Le segnalate incongruenza cronologiche, che non si spingono al punto di inquadrare la denuncia in un contesto calunniatorio teso a conseguire indebiti vantaggi patrimoniali, in realtà tali non sono stante che la Corte di merito ha valutato espressamente (contrariamente a quanto lamentato con i motivi nuovi) la memoria del 10.06.2010, logicamente osservando che non può destare sospetto la prima delle telefonate che i coniugi C.V. si sono scambiati la mattina del (OMISSIS) ed ha ricostruito i fatti, radicando la responsabilità sulla chiara e insospettabile deposizione del dr. Ma. destinatario di una richiesta d’aiuto, proveniente dalla donna molto agitata e spaventata che mai l’aveva chiamato in precedenza, il quale ha dichiarato che aveva tentato di tranquillizzarla ed esortata a rivolgersi ai CC se la situazione fosse peggiorata.
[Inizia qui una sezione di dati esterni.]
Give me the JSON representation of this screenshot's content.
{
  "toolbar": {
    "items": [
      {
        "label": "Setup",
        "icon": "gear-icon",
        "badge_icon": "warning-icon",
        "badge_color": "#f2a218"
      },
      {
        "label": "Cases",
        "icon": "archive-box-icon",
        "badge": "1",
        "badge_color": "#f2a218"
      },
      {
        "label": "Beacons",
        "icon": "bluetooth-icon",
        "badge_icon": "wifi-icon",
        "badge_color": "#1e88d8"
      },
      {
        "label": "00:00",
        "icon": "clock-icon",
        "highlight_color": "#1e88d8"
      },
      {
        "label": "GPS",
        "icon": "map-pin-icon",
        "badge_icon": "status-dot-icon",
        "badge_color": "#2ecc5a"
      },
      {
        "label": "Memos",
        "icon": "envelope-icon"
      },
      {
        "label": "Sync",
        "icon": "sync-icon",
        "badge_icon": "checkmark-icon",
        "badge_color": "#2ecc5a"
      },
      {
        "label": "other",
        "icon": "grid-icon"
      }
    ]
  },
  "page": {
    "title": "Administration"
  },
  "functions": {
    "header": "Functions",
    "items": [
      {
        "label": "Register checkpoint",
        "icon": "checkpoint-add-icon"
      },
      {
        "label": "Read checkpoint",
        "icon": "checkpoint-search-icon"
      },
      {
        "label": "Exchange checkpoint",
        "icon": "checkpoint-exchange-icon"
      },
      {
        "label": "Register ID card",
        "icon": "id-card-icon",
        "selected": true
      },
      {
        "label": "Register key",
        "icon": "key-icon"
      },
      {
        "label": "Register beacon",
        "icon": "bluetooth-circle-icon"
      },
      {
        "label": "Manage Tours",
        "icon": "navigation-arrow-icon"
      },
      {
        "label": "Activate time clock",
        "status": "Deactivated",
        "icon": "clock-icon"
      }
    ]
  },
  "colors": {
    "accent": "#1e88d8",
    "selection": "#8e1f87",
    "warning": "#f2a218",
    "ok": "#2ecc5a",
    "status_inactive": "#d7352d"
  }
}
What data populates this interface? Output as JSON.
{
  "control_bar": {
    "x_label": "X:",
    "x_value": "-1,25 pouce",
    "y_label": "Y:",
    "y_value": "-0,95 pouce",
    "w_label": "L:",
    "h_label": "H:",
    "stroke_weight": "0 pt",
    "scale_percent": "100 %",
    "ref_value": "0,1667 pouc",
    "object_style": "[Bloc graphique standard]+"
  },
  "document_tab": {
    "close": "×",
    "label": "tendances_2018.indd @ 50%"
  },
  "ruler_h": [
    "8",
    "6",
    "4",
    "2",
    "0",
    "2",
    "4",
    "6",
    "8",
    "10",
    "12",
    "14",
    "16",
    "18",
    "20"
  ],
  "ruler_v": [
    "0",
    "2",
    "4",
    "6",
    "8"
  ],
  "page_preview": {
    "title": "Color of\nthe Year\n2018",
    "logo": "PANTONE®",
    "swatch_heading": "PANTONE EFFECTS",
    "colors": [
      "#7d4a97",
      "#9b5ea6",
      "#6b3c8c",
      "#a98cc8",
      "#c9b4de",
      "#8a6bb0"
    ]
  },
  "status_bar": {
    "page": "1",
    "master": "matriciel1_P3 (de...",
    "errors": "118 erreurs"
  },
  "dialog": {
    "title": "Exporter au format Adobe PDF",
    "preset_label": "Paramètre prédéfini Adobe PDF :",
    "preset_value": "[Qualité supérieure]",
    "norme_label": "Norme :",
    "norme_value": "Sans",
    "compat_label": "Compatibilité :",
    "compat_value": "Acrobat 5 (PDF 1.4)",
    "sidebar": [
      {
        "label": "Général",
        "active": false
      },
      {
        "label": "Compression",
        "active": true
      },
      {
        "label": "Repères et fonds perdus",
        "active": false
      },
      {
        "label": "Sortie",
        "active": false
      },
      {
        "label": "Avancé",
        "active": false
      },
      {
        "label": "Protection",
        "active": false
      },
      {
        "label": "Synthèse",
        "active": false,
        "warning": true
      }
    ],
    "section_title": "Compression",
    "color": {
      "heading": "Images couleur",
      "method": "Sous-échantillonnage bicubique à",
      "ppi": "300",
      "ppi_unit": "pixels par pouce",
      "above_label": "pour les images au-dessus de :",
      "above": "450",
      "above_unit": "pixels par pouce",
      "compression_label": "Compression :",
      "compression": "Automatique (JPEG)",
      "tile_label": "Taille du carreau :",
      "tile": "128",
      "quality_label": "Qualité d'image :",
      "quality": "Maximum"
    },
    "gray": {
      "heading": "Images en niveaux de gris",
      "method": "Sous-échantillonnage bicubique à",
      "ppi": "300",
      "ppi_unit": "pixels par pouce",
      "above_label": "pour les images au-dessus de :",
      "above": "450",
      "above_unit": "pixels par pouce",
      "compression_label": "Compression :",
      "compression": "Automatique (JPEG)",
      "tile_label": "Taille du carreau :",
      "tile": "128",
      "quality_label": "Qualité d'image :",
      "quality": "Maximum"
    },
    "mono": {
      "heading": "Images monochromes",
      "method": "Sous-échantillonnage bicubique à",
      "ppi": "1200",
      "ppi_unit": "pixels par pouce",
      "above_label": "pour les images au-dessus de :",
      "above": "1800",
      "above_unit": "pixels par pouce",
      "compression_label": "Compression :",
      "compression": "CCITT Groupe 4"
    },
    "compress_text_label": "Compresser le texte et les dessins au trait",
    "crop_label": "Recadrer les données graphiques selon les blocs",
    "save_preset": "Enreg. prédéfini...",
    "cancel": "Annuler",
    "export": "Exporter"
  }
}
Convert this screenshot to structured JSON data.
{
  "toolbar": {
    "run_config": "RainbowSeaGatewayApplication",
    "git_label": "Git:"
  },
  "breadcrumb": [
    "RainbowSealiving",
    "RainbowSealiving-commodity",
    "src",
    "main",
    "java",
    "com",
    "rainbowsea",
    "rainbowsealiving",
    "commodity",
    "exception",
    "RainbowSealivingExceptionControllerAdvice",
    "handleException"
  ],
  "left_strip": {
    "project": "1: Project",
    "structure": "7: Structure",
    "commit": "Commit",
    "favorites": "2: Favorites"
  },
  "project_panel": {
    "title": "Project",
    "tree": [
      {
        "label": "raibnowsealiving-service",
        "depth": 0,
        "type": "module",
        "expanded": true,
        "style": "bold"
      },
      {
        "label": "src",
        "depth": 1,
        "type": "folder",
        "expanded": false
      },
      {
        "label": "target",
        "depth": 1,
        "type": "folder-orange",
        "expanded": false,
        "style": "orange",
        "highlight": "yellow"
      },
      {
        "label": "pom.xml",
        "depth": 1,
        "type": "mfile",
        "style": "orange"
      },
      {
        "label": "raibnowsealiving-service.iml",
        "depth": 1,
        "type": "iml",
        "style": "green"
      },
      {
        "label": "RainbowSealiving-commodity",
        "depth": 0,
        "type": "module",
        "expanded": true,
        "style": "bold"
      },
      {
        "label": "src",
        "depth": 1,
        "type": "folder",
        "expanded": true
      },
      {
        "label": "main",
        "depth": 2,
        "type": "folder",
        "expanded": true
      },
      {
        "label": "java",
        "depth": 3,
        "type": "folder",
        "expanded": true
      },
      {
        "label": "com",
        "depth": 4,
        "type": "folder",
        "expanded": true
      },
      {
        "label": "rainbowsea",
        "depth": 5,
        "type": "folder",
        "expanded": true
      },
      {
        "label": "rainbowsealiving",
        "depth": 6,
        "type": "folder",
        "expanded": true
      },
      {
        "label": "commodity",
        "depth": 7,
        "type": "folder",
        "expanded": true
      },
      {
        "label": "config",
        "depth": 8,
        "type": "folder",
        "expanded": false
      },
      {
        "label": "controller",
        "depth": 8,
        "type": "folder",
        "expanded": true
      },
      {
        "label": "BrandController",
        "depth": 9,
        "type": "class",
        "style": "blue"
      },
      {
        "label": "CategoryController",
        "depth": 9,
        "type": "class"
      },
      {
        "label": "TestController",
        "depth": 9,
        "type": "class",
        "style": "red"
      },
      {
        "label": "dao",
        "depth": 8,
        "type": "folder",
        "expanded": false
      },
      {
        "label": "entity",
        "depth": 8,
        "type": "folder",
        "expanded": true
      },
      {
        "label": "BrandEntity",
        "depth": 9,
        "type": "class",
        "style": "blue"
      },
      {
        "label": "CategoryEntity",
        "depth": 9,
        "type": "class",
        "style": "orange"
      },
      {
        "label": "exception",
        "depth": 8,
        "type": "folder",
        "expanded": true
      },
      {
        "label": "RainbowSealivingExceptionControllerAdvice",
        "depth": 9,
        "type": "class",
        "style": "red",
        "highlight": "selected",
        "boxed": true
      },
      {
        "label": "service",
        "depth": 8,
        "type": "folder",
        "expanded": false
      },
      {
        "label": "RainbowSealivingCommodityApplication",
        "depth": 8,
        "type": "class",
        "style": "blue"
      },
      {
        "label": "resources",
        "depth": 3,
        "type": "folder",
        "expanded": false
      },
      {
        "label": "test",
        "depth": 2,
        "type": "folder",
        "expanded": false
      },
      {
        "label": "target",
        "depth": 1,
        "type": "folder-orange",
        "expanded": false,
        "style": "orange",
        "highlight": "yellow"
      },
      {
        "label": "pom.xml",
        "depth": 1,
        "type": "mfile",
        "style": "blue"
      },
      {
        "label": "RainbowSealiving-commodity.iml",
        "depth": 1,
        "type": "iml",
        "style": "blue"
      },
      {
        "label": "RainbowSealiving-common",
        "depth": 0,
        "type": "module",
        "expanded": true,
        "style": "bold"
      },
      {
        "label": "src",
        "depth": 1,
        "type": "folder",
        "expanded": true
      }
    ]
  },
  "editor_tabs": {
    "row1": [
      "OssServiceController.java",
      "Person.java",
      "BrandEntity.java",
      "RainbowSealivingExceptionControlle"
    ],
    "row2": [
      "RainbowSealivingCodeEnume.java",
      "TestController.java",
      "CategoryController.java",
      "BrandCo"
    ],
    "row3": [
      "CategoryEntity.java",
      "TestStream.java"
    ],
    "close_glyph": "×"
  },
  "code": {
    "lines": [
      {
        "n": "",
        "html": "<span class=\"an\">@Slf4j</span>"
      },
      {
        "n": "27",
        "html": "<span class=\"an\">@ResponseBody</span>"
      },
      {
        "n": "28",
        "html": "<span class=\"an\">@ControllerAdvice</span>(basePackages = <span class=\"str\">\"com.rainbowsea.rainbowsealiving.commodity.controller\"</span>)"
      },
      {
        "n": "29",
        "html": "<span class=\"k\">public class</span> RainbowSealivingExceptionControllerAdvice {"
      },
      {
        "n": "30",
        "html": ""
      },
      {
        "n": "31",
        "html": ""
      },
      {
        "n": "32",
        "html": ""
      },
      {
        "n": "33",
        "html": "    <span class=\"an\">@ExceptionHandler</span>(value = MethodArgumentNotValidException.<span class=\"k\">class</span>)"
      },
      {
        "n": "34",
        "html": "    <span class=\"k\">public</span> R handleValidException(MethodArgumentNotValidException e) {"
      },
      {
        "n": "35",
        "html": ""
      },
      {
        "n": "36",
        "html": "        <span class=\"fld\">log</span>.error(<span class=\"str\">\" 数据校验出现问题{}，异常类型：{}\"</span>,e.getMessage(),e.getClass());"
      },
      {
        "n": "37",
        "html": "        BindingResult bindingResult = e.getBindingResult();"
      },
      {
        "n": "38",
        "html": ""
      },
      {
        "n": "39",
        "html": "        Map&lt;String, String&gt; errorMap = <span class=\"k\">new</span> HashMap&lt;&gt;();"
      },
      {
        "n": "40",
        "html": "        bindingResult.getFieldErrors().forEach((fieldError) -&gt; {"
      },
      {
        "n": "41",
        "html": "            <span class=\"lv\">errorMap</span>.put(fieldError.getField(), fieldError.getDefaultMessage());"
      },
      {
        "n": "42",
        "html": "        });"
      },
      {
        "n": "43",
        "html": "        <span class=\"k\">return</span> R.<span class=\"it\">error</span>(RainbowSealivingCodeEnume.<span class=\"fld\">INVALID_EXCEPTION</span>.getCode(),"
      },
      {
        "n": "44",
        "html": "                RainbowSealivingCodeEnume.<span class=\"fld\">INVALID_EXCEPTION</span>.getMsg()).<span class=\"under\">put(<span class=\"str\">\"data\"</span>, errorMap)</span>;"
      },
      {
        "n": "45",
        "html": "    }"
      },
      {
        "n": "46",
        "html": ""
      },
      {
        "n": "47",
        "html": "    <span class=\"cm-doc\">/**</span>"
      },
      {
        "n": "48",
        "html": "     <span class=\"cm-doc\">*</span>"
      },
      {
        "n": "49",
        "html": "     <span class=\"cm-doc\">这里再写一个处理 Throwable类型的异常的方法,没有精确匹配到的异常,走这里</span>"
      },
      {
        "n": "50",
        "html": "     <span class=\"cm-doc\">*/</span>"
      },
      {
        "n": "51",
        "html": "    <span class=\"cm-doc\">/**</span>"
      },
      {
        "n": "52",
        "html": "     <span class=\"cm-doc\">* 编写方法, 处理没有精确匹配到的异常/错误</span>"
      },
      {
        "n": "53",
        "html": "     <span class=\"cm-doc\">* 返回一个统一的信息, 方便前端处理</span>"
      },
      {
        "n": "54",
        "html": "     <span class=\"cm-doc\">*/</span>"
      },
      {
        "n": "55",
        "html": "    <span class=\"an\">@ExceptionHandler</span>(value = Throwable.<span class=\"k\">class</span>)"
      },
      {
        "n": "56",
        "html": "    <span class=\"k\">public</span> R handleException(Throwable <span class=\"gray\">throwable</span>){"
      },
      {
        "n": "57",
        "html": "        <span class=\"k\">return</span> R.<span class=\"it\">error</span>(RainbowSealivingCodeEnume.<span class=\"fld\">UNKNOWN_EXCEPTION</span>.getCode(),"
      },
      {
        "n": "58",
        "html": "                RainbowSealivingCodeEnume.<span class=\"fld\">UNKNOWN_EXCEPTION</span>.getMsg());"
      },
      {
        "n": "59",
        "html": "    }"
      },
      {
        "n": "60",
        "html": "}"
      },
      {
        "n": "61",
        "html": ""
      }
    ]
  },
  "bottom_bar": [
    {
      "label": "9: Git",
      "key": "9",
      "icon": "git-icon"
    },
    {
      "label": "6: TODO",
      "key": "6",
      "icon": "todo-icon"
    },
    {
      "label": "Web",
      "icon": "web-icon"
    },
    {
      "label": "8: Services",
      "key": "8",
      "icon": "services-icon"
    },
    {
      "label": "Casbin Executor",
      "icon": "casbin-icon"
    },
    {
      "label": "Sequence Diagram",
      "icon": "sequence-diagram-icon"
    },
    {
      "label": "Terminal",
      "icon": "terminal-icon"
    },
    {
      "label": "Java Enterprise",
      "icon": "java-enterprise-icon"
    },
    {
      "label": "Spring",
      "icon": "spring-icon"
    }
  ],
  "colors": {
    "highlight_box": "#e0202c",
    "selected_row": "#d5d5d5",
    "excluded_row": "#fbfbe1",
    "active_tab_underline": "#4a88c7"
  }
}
Il riscontro probatorio sopraindicato proietta, ovviamente, i suoi effetti anche sul secondo abuso la cui dinamica risulta esposta con assoluta coerenza a onta delle pretestuose prese di posizioni assunte dai testi R. e B. indicati dalla stessa persona offesa, circostanza che comprova la sua buona fede circa l’affidamento su deposizioni conformative di fatti, a lei favorevoli, caduti sotto la loro diretta percezione.

Può, quindi, concludersi che i giudici di merito hanno individuato solidi elementi probatori a carico dell’imputato ed hanno dato convincenti spiegazioni sui rilievi difensivi, sì da escluderne l’incidenza sulla riportata ricostruzione dei fatti collocati in un preciso e reale contesto ambientale e correttamente inquadrati, sub specie iuris, come atti sessuali.

Il rigetto del ricorso comporta condanna al pagamento delle spese del procedimento.

P.Q.M.

La Corte rigetta il ricorso e condanna il ricorrente al pagamento delle spese del procedimento.

Testo non ufficiale. La sola stampa del bollettino ufficiale ha carattere legale.